Despite peaceful atmosphere of reverent people waiting, our arrival was noticed by everyone for some unknown reason, although we did not utter a single word. When the lavash was ready to be sold, those people parted, letting us through. As it turned out, they did so only to let us get the first loaf. Our Austrian guest, looking around in astonishment, asked “What’s the matter? Why did we get to buy the bread first even though we arrived last? Do we look so hungry?” “It is all very simple,” I said, all wise from my Georgian experience, “We came here with a small child,” even though our “small child” was not so small, but a real five-year-old romp.

Georgians also love God passionately and devotedly. It is the most religious and pious nation. Majority of Georgians, including the young generation, cross themselves with fervor at the sight of any temple of the Lord, even if they catch a glimpse of a church from a moving bus or a car. According to my observations, even Tbilisi taxi drivers are very pious, driving around the city like fearless thugs, making others catch their breaths. At the most improbable of the moments, they do not miss the opportunity to cross themselves at least three times when passing by any religious building.
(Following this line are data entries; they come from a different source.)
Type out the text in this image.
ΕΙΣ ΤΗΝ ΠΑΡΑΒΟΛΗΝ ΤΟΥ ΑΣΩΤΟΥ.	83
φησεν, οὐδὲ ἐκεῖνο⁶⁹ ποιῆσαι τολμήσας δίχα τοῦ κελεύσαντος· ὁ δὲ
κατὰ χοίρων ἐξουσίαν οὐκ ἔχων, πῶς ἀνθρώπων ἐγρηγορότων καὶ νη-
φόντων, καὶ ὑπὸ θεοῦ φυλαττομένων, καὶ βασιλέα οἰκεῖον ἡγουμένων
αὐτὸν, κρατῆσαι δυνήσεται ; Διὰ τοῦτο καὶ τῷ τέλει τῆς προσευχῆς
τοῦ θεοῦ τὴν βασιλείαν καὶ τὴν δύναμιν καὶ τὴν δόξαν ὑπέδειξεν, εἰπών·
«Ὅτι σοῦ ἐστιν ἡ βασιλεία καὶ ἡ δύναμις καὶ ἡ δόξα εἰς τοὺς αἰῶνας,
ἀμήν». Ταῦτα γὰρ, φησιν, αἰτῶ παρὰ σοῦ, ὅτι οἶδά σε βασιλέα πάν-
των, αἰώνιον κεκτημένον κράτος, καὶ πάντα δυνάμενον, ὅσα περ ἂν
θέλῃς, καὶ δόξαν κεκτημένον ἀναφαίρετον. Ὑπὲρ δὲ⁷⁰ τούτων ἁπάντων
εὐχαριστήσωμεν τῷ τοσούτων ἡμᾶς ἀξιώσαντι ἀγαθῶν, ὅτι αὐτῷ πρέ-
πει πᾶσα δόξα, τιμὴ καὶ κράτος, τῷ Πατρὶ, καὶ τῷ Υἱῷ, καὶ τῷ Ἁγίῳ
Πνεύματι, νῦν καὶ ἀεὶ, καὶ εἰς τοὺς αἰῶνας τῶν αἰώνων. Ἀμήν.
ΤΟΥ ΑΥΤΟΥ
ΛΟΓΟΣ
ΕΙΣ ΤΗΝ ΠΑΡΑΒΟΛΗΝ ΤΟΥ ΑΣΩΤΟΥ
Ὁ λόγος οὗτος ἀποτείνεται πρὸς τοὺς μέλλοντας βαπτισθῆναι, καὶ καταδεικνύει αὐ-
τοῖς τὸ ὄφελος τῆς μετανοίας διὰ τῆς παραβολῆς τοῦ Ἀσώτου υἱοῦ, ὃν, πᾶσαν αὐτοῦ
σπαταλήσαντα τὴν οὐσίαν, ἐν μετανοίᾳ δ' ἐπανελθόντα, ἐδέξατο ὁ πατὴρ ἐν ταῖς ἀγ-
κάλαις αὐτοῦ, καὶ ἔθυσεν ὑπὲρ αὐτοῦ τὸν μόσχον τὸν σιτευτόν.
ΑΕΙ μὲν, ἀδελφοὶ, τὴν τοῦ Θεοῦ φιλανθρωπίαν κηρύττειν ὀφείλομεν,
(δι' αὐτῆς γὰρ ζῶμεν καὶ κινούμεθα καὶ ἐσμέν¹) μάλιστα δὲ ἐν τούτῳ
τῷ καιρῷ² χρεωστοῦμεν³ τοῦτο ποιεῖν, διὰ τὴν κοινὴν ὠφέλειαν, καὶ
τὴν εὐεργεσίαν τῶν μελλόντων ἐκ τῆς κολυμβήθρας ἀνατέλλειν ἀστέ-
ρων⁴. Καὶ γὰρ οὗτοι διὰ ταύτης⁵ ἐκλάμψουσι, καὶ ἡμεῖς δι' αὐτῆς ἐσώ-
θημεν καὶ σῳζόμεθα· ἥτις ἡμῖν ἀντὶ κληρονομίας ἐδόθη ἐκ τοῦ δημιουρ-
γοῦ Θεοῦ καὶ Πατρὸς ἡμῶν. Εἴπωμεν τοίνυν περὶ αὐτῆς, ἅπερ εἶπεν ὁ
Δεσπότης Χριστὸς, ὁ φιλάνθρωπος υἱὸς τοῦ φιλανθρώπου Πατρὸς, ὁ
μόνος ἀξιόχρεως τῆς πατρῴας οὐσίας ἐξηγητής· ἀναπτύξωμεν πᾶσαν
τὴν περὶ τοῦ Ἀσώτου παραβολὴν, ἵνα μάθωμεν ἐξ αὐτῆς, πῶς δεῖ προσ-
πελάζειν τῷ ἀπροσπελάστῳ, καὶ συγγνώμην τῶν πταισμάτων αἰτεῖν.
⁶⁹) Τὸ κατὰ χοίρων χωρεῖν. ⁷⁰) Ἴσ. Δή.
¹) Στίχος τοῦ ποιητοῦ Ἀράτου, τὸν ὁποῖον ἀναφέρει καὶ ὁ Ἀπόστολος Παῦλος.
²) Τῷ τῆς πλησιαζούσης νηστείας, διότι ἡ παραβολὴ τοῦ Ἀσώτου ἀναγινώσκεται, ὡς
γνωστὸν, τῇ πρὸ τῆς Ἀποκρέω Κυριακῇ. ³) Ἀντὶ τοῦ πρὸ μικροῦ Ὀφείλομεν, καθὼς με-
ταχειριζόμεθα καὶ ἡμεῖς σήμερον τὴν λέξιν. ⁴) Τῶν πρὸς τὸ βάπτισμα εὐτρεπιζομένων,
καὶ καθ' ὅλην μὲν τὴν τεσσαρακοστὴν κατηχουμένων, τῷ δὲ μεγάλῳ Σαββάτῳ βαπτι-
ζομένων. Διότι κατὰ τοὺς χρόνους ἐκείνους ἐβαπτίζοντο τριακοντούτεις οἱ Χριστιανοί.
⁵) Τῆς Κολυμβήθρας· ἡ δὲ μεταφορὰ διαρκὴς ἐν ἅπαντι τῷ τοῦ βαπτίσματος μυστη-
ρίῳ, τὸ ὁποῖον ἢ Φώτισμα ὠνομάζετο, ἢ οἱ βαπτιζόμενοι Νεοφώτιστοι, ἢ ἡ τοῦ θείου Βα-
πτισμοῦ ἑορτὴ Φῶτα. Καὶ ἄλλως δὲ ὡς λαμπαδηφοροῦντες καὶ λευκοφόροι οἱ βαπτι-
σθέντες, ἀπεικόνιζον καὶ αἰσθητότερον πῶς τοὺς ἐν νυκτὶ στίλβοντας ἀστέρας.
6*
Another typical scene to observe is schoolchildren going home by bus, who begin to cross themselves when passing by a church.

Religion ranks very highly in Georgia, which is especially obvious during fasting. In this period, everywhere you look you will see people strictly fasting. It is a difficult task to invite Georgian guests to your home at this time of the year. You should be ready for your guests to refuse to eat anything containing not only meat and fish, but also eggs and dairy. They will, however, drink lots of wine, with the sense of proportion and pleasure. Thank God for that! Let’s toast to Him!